Does dynamo trigger real kernel execution?

I think the answer is NO according to Dynamo Overview — PyTorch 2.7 documentation

Dynamo hooks into the frame evaluation API in CPython (PEP 523) to dynamically modify Python bytecode right before it is executed. It rewrites Python bytecode to extract sequences of PyTorch operations into an FX Graph which is then compiled with a customizable backend.

The above statement implies two steps:

  1. dynamo converts the python bytecode to FX graph w/o real kernel execution. And TORCH_LOGS="+dynamo" shows what the FX graph looks like.
  2. the FX graph is then compiled and then real kernel execution is triggered.

But, looks that there’s a real kernel execution to generate the FX graph (in step 1 above) with my experiment, it does not align with the above statement.

In the experiment below, I checked what the FX graph is to guess what happened behind.

Since I only care about dynamo, so I choose the backend in code below as ‘eager’, not involving AOTAutograd/inductor.

import torch

class TestNet(torch.nn.Module):
    def __init__(self):
        super(TestNet, self).__init__()
        self.linear = torch.nn.Linear(3, 2)

    def forward(self, x):
        x = x * 2
        if x.sum() > 0:
            x = torch.sin(x)
        if x.mean() > 0:
            x = torch.cos(x)
        x = self.linear(x)
        return x

m = TestNet().cuda()
m = torch.compile(m, backend="eager")
inputs = torch.ones(3).cuda() * -1.0
m(inputs)

With TORCH_LOGS="+dynamo" python -u eagerbackend.py , I do not see anything about sin and cos in the log. (there’s sin and cos in the log if we remove *-1.0 in the code for inputs)

How could dynamo know that sin and cos is not in the FX graph with the specific inputs? My only guess is that dynamo triggers real kernel execution for x.sum() and x.mean() etc., and so it can generate the FX graph w/o ‘sin’ and ‘cos’. But it does not align with the statement that dynamo generates FX graph before it is executed.

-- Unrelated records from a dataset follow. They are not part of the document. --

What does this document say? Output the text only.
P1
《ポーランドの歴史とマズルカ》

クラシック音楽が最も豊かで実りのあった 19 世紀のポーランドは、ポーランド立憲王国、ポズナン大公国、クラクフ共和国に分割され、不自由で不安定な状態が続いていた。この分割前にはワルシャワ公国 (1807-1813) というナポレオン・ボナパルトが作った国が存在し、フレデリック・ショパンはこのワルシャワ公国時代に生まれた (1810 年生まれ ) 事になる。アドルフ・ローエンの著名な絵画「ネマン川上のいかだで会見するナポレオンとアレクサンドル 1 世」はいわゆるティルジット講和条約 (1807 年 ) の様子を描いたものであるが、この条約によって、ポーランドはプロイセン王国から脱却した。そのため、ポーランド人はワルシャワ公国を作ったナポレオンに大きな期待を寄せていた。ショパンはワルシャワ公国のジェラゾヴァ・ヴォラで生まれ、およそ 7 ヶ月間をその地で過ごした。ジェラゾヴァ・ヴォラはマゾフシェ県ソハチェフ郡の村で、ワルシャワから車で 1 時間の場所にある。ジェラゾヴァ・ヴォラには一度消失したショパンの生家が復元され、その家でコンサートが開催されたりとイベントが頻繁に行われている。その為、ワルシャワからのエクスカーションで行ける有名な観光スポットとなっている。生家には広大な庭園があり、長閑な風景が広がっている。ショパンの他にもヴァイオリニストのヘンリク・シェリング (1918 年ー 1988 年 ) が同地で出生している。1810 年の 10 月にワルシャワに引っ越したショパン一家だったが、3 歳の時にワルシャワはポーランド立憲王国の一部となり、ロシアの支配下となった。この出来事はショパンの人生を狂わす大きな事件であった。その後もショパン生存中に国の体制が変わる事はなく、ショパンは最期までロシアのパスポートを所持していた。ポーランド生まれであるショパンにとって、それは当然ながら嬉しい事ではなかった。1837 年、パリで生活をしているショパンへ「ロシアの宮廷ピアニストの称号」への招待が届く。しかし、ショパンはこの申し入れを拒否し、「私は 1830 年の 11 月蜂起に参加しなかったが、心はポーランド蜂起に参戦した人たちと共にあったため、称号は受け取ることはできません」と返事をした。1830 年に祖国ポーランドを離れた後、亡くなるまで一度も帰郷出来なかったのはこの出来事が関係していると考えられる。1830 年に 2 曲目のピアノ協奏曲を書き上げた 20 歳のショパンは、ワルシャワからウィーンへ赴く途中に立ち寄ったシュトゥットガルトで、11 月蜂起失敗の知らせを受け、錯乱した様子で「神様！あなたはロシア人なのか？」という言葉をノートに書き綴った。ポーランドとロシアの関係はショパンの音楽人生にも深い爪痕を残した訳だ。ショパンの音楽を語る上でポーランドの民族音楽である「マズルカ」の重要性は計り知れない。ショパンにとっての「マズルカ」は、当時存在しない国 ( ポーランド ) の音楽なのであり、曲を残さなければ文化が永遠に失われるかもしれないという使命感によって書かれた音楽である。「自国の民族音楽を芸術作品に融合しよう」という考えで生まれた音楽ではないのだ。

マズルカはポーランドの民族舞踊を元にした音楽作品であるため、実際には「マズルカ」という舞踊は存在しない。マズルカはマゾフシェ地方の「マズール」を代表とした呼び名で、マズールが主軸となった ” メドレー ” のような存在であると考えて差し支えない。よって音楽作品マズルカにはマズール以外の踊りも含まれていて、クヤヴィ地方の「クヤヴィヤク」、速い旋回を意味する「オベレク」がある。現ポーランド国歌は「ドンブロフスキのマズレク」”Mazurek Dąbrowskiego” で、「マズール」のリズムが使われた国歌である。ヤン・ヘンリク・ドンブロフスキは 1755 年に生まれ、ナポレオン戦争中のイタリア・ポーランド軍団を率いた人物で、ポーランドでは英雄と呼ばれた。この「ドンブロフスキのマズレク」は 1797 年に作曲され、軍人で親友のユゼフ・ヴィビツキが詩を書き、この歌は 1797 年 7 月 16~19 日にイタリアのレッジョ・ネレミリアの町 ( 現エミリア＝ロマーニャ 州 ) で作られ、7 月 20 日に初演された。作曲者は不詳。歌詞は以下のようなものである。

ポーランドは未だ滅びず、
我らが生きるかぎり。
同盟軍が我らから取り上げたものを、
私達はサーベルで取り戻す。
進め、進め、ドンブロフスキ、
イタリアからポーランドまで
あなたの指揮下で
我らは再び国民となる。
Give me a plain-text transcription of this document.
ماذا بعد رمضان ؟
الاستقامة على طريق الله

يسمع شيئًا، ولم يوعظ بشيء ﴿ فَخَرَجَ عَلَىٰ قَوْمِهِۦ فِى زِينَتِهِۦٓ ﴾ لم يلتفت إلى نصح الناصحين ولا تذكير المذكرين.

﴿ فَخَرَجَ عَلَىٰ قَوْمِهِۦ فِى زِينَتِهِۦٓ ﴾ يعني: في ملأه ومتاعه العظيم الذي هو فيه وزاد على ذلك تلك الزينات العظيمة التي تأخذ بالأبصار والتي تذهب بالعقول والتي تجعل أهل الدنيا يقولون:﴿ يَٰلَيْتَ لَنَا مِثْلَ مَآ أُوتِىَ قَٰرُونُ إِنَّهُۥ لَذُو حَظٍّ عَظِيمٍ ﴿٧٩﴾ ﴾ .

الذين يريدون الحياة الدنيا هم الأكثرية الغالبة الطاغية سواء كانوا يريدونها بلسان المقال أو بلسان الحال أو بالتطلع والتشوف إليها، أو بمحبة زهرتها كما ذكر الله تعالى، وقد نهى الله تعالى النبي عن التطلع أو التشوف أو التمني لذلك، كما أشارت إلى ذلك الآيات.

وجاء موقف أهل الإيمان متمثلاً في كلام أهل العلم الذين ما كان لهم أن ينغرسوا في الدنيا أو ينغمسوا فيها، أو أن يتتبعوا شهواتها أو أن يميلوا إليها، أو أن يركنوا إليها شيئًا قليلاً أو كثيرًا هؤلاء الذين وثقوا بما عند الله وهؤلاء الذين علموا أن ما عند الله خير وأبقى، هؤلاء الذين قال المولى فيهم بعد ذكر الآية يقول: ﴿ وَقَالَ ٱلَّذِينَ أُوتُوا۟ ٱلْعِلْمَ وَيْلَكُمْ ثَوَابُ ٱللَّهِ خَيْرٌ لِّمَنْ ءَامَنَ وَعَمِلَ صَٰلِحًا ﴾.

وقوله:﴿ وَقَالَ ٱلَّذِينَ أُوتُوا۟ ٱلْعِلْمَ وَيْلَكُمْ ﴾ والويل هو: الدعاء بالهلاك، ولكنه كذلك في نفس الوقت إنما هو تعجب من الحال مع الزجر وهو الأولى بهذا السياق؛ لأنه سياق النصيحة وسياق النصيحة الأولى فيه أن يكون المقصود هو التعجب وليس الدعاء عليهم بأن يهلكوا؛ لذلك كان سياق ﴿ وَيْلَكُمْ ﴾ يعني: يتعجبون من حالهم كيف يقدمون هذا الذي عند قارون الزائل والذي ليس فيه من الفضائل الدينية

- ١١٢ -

What really happens behind? thanks.

Hey!

@anijain2305 is the expert on this but my mental model is as follows:

While it interprets the bytecode itself, it does trace the effect of a lot of the bytecode that is not trivial (with fake objects). So it does executing some things in some cases.

In this case, what happens is different, the data-dependent control flows that you have trigger a “graph break”. Meaning that dynamo cannot capture a single graph of all of this and just creates a collection of smaller graphs and preserves the branching in python as-is.

That’s why the logs are so long in this case: there are many small graphs being created.
Why you don’t see the sin/cos inside these logs is a good question though :smiley: @anijain2305 might know

do you mean the execution with fake objects (no real data) to deduce the tensor shape? thanks.

It does yes and all the other Tensor metadata as well.

@anijain2305 could you help? thanks.